Matching Rules

Matching Rules section. Data administrator interface

General Info

Matching rules are used to search for duplicate data by certain attributes and to form clusters with duplicates. Matching rules have flexible configuration of items to be matched, the ability to select the source of information and algorithms for data comparison.

The matching functionality of entity/lookup entity records is based on the first level attributes (simple, code). Matching records containing relations is possible only through the creation of a custom Pipeline.

The section contains several tabs:

  • Matching Tables - contain matching columns with types of entity/lookup entity attributes, which will be used for matching data model objects.
  • Matching Rules - contain a list of algorithms, according to which the matching will be performed on a certain table.
  • Matching Rule Sets - contain a list of rules, according to which the matching will be performed for the columns of tables.
  • Rules Assignment - allows to bind previously configured matching tables and rulesets to certain attributes of entities/lookup entities.

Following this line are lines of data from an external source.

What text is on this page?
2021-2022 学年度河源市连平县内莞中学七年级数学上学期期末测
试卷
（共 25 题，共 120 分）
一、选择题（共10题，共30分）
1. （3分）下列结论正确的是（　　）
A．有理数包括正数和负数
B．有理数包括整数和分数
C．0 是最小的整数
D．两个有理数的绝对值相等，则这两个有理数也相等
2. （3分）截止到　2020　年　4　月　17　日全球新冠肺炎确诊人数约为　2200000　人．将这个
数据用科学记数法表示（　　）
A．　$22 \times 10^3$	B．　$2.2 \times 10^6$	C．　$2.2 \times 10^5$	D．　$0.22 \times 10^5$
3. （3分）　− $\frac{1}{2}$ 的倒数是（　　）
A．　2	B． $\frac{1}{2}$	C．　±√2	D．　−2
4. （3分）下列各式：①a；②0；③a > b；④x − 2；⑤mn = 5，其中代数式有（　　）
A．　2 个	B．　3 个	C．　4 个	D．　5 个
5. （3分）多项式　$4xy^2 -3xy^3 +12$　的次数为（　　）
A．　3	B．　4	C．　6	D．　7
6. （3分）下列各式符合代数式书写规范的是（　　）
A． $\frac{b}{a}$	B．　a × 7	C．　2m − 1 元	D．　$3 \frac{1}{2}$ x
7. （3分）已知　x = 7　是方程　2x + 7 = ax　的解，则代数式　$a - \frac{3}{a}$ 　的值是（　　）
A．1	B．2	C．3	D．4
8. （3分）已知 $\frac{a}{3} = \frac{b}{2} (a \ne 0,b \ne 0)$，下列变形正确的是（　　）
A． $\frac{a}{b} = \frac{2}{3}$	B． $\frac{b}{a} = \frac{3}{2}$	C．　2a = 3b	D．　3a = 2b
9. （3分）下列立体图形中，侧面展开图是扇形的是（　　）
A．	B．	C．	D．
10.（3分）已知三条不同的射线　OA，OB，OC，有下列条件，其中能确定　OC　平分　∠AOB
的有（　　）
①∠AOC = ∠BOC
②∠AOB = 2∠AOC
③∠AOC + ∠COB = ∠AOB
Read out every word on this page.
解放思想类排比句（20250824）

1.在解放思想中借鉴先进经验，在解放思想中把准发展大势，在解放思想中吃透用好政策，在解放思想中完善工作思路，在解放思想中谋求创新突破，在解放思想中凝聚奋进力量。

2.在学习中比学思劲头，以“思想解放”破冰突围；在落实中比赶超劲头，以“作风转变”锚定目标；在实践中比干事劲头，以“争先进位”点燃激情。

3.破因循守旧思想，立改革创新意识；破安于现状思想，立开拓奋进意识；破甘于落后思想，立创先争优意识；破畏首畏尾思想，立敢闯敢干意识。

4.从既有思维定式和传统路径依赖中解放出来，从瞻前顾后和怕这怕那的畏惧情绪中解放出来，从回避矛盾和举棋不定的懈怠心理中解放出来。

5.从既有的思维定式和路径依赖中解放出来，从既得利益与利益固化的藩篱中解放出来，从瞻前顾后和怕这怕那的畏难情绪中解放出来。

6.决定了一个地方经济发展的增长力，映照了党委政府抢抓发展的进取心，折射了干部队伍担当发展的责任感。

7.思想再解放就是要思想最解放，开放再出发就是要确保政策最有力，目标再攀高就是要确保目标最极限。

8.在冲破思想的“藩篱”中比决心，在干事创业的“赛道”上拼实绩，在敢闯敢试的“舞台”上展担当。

Clusters of duplicate data model objects are formed according to the rule settings. The list of clusters and their contents can be viewed in the Duplicates section of data steward interface. The contents of clusters is updated when you save changes/delete a record in real time (depending on which pipelines are configured) or when you start the operation of data reindexing.

Also see the Duplicate Search Concept.

Launch of Matching Rules

Launch with Pipelines:

  • In the Platform parameters section of the system administrator interface, enable the Real-time matching checkbox in the Data matching settings module.
  • In the “Pipelines” section of the system administrator interface, configure the data matching pipeline.
  • Configure the matching mechanisms in the following sequence: Create matching tables → Create matching rules → Create rule sets → Assign rules to the entity/lookup entity.
  • See the results in the Duplicates section.

Launch with Data re-indexing operation:

  • Configure the matching mechanisms in the following sequence: Create matching tables → Create matching rules → Create rule sets → Assign rules to the entity/lookup entity.
  • In the “Operations” section of the system administrator interface create and run the reindexDataJob operation with the Update matching tables data parameter enabled.
  • See the results in the Duplicates section.